Without the Holy Spirit, Worship is Dead

In his introduction to David Well’s book, God the Evangelist, J.I. Packer writes of our true need in worship. The quote is by Packer, but he begins by quoting A.W. Tozer. (Just in case you got lost there: the book is by Wells, it contains an introduction by Packer, and the Packer intro includes a quote from Tozer!). Here it is:

With regard to worship, A.W. Tozer wrote in 1948,


There are today many millions of people who hold “right opinions,” probably more than ever before in the history of the Church. Yet I wonder if there was ever a time when true spiritual worship was at a lower ebb. To great sections of the Church the art of worship has been lost entirely, and in its place has come that strange and foreign thing called the “program.” This word has been borrowed from the stage and applied with sad wisdom to the type of public service which now passes for worship among us.

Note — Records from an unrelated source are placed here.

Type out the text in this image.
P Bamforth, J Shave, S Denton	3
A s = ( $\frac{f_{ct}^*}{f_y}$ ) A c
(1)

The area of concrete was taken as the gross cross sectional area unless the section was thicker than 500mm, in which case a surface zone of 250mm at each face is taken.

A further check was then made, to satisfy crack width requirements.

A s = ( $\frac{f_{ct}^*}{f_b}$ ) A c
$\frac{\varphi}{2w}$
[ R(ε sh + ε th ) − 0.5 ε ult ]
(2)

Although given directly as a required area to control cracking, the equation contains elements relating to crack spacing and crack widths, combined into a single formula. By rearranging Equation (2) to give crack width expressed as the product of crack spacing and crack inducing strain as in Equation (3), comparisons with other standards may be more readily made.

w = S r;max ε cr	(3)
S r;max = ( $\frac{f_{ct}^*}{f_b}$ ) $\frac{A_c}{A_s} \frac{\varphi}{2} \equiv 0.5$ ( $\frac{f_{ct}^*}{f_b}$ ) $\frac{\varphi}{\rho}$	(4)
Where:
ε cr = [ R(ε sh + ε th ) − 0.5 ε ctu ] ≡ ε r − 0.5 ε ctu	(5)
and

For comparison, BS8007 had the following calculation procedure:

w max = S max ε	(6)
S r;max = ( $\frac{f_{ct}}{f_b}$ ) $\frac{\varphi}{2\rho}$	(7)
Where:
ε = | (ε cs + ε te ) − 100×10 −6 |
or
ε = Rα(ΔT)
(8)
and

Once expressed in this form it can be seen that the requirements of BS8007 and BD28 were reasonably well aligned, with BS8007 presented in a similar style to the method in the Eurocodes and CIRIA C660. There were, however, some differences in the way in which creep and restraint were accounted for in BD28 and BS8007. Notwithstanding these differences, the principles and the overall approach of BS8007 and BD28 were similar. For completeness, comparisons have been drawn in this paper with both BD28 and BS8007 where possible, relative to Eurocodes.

This is arguably truer now than it was when Tozer wrote about it. Worship — in the sense of telling God his worth by speech and song and celebrating his worth in his presence by proclamation and meditation — has been largely replaced, at least in the West, by a form of entertainment calculated to give worshipers the equivalent of a sauna or Jacuzzi experience and send them away feeling relaxed and tuned up at the same time. Certainly true worship invigorates, but to plan invigoration is not necessarily to order worship. As all that glitters is not gold, so all that makes us feel happy and strong is not worship. The question is not whether a particular liturgical form is used, but whether a God-centered as distinct from a man-centered perspective is maintained—whether, in other words, the sense that man exists for God rather than God for man is cherished or lost. We need to discover all over again that worship is natural to the Christian heart, as it was to the godly Israelites who wrote the psalms, and that the habit of celebrating the greatness and graciousness of God yields an endless flow of thankfulness, joy, and zeal. Neither stylized charismatic exuberance nor Anglican Prayer Book correctness nor conventional music-sandwich Sunday-morning programs provide any magic formula for this rediscovery. It can occur only when the Holy Spirit is taken seriously as the One who through the written word of Scripture shows us the love and glory of the Son and the Father and draws us into personal communion with both.